Cosmin Pitigoi: The competition is beyond fragmented. If you start with just the broad definition of large money movement, large payments, there are a lot of players out there. But usually they serve a specific use case, and it might not be that well aligned with what clients are looking for, which is usually to save costs by automating a back end and to have a payment solution to move money. Take foreign-exchange [FX] providers. It’s great to be able to convert the FX, but can you help your customer reconcile the payment exactly from both sides, so the payer knows what they paid, the receiver knows who it is they got paid by and what for, and all of this is tied into the customer’s backend software? That’s a lot more than just converting FX and moving money.
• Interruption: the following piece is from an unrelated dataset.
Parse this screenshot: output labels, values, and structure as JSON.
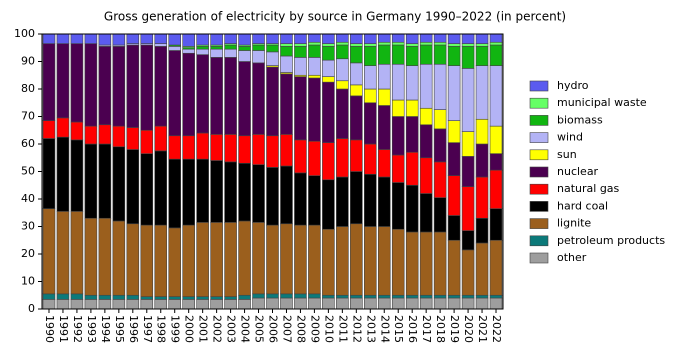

So for us, the integrations on the software side are unique differentiators, because we’re tied into the ERPs or CRMs or healthcare and other systems that are deeply embedded into those workflows that customers need automated. It’s also our focus on receivables. When we look at the competition, we don’t see a lot of providers that are able to offer all of this. This is what I love about Flywire and why I came to work here. It’s exciting to be working on something that is unlike anything else.

Roshan Varadarajan: How do you think about direct versus indirect distribution, especially when you’re looking to serve hundreds or thousands of universities and then adding travel endpoints and healthcare systems?

Cosmin Pitigoi: Our go-to-market is both direct in channel and through channel partners. We have relationships with banks and others such as ERP providers who are also supporting our customers and those providers have us as a feature. For example, Ellucian, the campus payment system, offers us as one of their preferred providers. So those channel partners help us scale up the go-to-market function. And we also have a mix of specialist sales professionals, who have built those relationships long-term with those schools. But we also use generalists who understand the education business well enough.

The way to scale the direct part is that you’re helping customers understand the savings from the automation, and that doesn’t take a lot of people to do. You can just say, “Here are the best practices from these other universities, and you can follow what they’ve done. If you have a question, call us, or maybe talk to one of our chatbots.” So you can see how you get to the point where you can almost say, “Look, you can save $300,000 and move faster by reconciling all your payments with this.”

Roshan Varadarajan: Let’s switch gears and talk about you. You’ve held just about every role one can hold in a finance organization over the last 25 years or so, including many years at PayPal and earlier at eBay and E-Trade. Can you share a little bit more about how you think about the role of the finance organization in companies and the role of finance professionals within that?

Cosmin Pitigoi: What I love about finance is that you can be that central nervous system that sits behind every other function and brings everyone together because of the way finance operates. But for that to happen, you need a finance team that has the mindset of “We’re one team. We collaborate together, and we help everyone else be better and stay aligned, whether the product team is talking to the marketing team or to the sales team.” But for that to work, you need to be able to communicate the finance story, and that is the reason why I talk about both balancing the storytelling and understanding the data. You always have to be both, and that’s actually a hard combination of talent to find in finance. You need people who can do deep data analytics, understand the customer and the business, and at the same time actually tell the story. That’s especially true in my role as CFO of a public company. Even though I have a million numbers in my head, how do you simplify it to illustrate how software drives value in payments?

Roshan Varadarajan: Cosmin, thank you so much for taking the time to speak with us.

Cosmin Pitigoi: Well, thank you so much. I appreciate your having me.